Дядько с трудом повернул голову, посмотрел на Кларка слезящимися глазами, негнущейся рукой сделал попытку снять шапку, глухо буркнул:
– Здорово.
– Вуйко, скажите, будь ласка, где проживают Симаки?
– А? – Старик приложил ладонь к уху. – Голоснише, не чую!
– Я спрашиваю, где проживают Симаки, – повысил голос Кларк: – Мария Васильевна и ее дочь Терезия?
– Как же, знаю! – внезапно оживился дядько. – Гогольска, будинок число девяносто два. Только их нет дома – ни дочки, ни мамки. На работе. Замкнута хата.
– А где они работают, не скажете? – Кларк подошел ближе к глуховатому старику, чтобы не кричать на всю улицу и не привлекать к себе внимания.
– Скажу. – Старик ухмыльнулся. – Всяка православна людина скаже вам, где обитает Мария Симак. Продала она свою душу нечистой силе. – Он гневно стукнул по дороге палкой. – В Чортово гнездо пускает свои корни Мария Симак. На той горькой и соленой земле не сеяли с тех пор, как себя помню. И при австрияках, и при мадьярах, и при чехах там булы пасовища, а вона, глупая Мария, порушила ту неродючу, незерновую землю и собирается кукурузу сажать.
– А Терезия тоже там, в Чортовом гнезде?
Дядько махнул в сторону ближайшей горы:
– Не, она на виноградниках, на Соняшной.
– Спасибо! – Кларк вскочил на велосипед и, разгоняя кур, помчался к виноградникам колхоза «Заря над Тиссой».
Узкая каменистая дорога опоясывала крутые и зеленые, хорошо обогретые склоны Соняшной горы. Как ни много было сил у Кларка, но и их не хватило на то, что-бы преодолеть весь подъем. На третьем, самом крутом колене он слез с велосипеда и, толкая его впереди себя, пошел пешком.
И опять шел Белограй, а Кларк наблюдал за ним со стороны.
Горячие потоки солнечных лучей падали на землю, струился прозрачный дымок – весеннее дыхание воскресших виноградников. Откуда-то доносился напряженный трудовой гул пчелиного роя. Прибрежный тисский ветерок нес на своих крыльях хмельной дух цветущих садов и речной свежести. Между высоким, чистым небом и зелено-черной землей металась, то замирая, то возвышаясь, не находя себе пристанища, девичья песня.

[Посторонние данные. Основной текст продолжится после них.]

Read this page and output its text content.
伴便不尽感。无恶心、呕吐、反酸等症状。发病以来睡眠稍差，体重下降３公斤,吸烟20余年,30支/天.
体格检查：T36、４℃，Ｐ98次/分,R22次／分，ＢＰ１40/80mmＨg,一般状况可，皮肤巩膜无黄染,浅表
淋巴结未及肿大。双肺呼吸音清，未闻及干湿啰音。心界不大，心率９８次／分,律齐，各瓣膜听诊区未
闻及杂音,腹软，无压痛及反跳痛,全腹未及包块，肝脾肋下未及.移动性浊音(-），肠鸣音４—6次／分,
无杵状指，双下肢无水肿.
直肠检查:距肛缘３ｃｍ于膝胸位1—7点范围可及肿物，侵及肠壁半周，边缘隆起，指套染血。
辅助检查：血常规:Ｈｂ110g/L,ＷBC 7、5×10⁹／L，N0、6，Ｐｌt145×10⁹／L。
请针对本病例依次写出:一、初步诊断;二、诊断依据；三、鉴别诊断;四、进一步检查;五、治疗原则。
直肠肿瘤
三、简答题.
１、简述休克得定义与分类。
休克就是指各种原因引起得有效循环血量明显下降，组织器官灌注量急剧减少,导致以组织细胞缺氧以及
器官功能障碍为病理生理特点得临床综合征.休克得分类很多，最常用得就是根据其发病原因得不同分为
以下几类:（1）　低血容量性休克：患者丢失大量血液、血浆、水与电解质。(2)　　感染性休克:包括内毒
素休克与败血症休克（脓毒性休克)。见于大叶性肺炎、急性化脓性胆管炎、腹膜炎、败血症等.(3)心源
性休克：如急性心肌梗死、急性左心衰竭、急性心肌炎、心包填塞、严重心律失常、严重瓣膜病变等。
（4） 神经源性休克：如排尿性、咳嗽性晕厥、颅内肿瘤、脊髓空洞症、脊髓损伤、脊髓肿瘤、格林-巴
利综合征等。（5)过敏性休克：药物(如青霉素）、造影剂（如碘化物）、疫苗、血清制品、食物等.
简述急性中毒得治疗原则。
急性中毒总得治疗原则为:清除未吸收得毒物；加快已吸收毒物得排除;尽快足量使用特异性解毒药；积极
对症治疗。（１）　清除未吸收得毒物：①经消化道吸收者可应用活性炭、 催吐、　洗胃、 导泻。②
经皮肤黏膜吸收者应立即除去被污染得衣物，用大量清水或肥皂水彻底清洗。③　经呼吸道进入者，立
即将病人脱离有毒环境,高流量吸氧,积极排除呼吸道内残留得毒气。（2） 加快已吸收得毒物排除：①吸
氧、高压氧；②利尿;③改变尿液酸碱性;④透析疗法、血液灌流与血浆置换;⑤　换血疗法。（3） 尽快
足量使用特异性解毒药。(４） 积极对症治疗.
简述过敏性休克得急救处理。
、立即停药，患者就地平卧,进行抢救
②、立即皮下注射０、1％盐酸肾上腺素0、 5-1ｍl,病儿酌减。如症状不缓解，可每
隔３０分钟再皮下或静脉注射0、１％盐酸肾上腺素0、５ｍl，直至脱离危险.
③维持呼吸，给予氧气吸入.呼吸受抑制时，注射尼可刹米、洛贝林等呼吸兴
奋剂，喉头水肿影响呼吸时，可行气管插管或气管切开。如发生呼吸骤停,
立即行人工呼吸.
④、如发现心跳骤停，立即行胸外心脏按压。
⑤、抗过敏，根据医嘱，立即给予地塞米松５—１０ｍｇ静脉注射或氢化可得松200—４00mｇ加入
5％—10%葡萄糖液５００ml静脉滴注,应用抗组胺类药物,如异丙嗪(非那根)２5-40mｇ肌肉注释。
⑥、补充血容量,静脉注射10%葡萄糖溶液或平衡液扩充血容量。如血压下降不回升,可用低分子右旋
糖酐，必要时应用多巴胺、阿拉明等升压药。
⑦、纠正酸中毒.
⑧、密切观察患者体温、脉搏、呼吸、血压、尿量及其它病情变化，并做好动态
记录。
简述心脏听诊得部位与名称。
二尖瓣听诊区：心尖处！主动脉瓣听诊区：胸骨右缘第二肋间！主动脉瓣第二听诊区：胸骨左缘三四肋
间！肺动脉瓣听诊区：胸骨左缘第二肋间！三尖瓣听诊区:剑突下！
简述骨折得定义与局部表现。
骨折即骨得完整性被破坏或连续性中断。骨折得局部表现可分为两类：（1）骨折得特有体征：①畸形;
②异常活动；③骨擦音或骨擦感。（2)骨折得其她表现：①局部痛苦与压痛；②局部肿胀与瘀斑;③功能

Белограй остановился, прислушиваясь. Пели где-то наверху, в виноградниках, должно быть на делянке Терезии. Да, конечно, там. Слов песни Белограй не разбирал. Да и не в них дело. Никакие слова не могли бы сказать ему больше мелодии, полной глубокого раздумья, чуть-чуть горькой и бесконечно задушевной. Белограй слушал песню всем существом, и так было ясно ему, о чем говорила она, к чему взывала и куда дела. «Ах, Иван, Иван, – говорила песня, – где ты? Почему не стоишь сейчас рядом с девчатами и не смотришь с вершины горы на Тиссу, на сады, на поля? Приходи скорее, и ты не пожалеешь».
Кларк усмехнулся: «Молодец! Сыграно великолепно.

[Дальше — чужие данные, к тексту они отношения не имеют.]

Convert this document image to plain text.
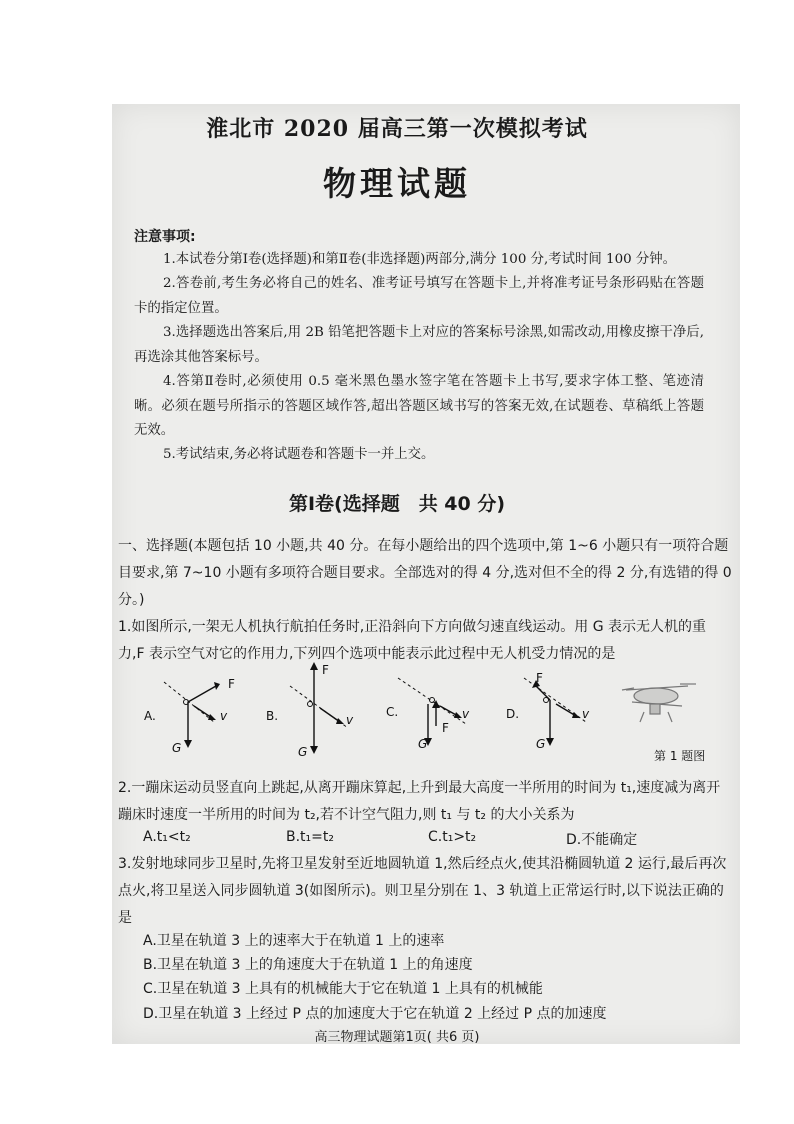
淮北市 2020 届高三第一次模拟考试
物理试题
注意事项:
1.本试卷分第Ⅰ卷(选择题)和第Ⅱ卷(非选择题)两部分,满分 100 分,考试时间 100 分钟。
2.答卷前,考生务必将自己的姓名、准考证号填写在答题卡上,并将准考证号条形码贴在答题卡的指定位置。
3.选择题选出答案后,用 2B 铅笔把答题卡上对应的答案标号涂黑,如需改动,用橡皮擦干净后,再选涂其他答案标号。
4.答第Ⅱ卷时,必须使用 0.5 毫米黑色墨水签字笔在答题卡上书写,要求字体工整、笔迹清晰。必须在题号所指示的答题区域作答,超出答题区域书写的答案无效,在试题卷、草稿纸上答题无效。
5.考试结束,务必将试题卷和答题卡一并上交。
第Ⅰ卷(选择题　共 40 分)
一、选择题(本题包括 10 小题,共 40 分。在每小题给出的四个选项中,第 1~6 小题只有一项符合题目要求,第 7~10 小题有多项符合题目要求。全部选对的得 4 分,选对但不全的得 2 分,有选错的得 0 分。)
1.如图所示,一架无人机执行航拍任务时,正沿斜向下方向做匀速直线运动。用 G 表示无人机的重力,F 表示空气对它的作用力,下列四个选项中能表示此过程中无人机受力情况的是
A.
F
v
G
B.
F
v
G
C.
F
v
G
D.
F
v
G
第 1 题图
2.一蹦床运动员竖直向上跳起,从离开蹦床算起,上升到最大高度一半所用的时间为 t₁,速度减为离开蹦床时速度一半所用的时间为 t₂,若不计空气阻力,则 t₁ 与 t₂ 的大小关系为
A.t₁<t₂	B.t₁=t₂	C.t₁>t₂	D.不能确定
3.发射地球同步卫星时,先将卫星发射至近地圆轨道 1,然后经点火,使其沿椭圆轨道 2 运行,最后再次点火,将卫星送入同步圆轨道 3(如图所示)。则卫星分别在 1、3 轨道上正常运行时,以下说法正确的是
A.卫星在轨道 3 上的速率大于在轨道 1 上的速率
B.卫星在轨道 3 上的角速度大于在轨道 1 上的角速度
C.卫星在轨道 3 上具有的机械能大于它在轨道 1 上具有的机械能
D.卫星在轨道 3 上经过 P 点的加速度大于它在轨道 2 上经过 P 点的加速度
高三物理试题第1页( 共6 页)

Вот что значит войти в роль!»
Он вскочил на велосипед и, несмотря на крутой подъем, покатил в гору, навстречу девичьей песне.

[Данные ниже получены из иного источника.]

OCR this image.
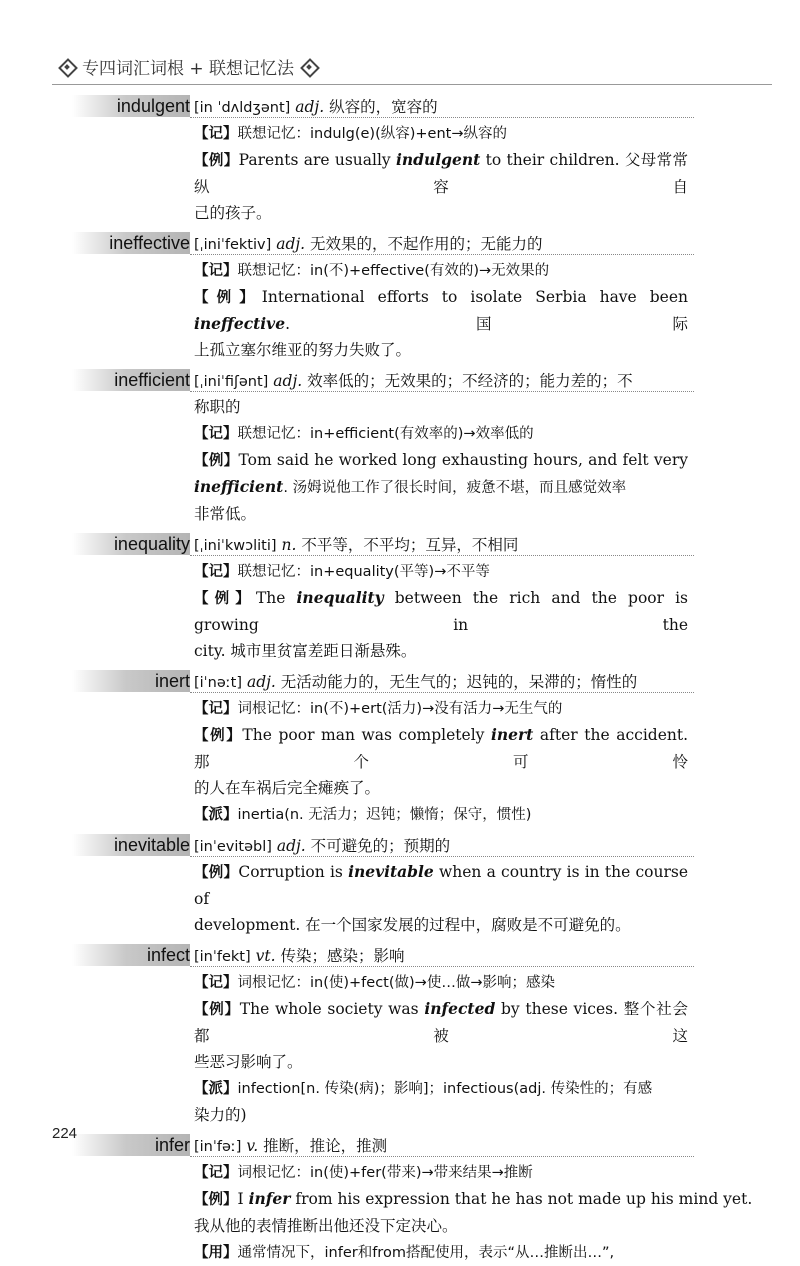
专四词汇词根 + 联想记忆法
indulgent [in ˈdʌldʒənt] adj. 纵容的，宽容的
【记】联想记忆：indulg(e)(纵容)+ent→纵容的
【例】Parents are usually indulgent to their children. 父母常常纵容自
己的孩子。
ineffective [ˌiniˈfektiv] adj. 无效果的，不起作用的；无能力的
【记】联想记忆：in(不)+effective(有效的)→无效果的
【例】International efforts to isolate Serbia have been ineffective. 国际
上孤立塞尔维亚的努力失败了。
inefficient [ˌiniˈfiʃənt] adj. 效率低的；无效果的；不经济的；能力差的；不
称职的
【记】联想记忆：in+efficient(有效率的)→效率低的
【例】Tom said he worked long exhausting hours, and felt very
inefficient. 汤姆说他工作了很长时间，疲惫不堪，而且感觉效率
非常低。
inequality [ˌiniˈkwɔliti] n. 不平等，不平均；互异，不相同
【记】联想记忆：in+equality(平等)→不平等
【例】The inequality between the rich and the poor is growing in the
city. 城市里贫富差距日渐悬殊。
inert [iˈnəːt] adj. 无活动能力的，无生气的；迟钝的，呆滞的；惰性的
【记】词根记忆：in(不)+ert(活力)→没有活力→无生气的
【例】The poor man was completely inert after the accident. 那个可怜
的人在车祸后完全瘫痪了。
【派】inertia(n. 无活力；迟钝；懒惰；保守，惯性)
inevitable [inˈevitəbl] adj. 不可避免的；预期的
【例】Corruption is inevitable when a country is in the course of
development. 在一个国家发展的过程中，腐败是不可避免的。
infect [inˈfekt] vt. 传染；感染；影响
【记】词根记忆：in(使)+fect(做)→使…做→影响；感染
【例】The whole society was infected by these vices. 整个社会都被这
些恶习影响了。
【派】infection[n. 传染(病)；影响]；infectious(adj. 传染性的；有感
染力的)
infer [inˈfəː] v. 推断，推论，推测
【记】词根记忆：in(使)+fer(带来)→带来结果→推断
【例】I infer from his expression that he has not made up his mind yet.
我从他的表情推断出他还没下定决心。
【用】通常情况下，infer和from搭配使用，表示“从…推断出…”,
224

Девушки замолчали, как только увидели велосипедиста, внезапно выскочившего из-под горы. Их было пять – все в темных юбках, с босыми и уже загорелыми ногами, в белых расшитых кофтах; в руках у них были увесистые рогачи, которыми они взрыхляли виноградник. Терезии среди них не было. Где же она?
Бросив на дороге велосипед, тяжело дыша, с раскрасневшимся и мокрым лицом, словно только что окунулся в Тиссе, Иван Белограй подошел к девчатам.
– Здоровеньки булы, сладкоголосые ангелята! Честь труду! – Он снял фуражку и поклонился девчатам, всех одинаково приветливо обласкав веселым взглядом.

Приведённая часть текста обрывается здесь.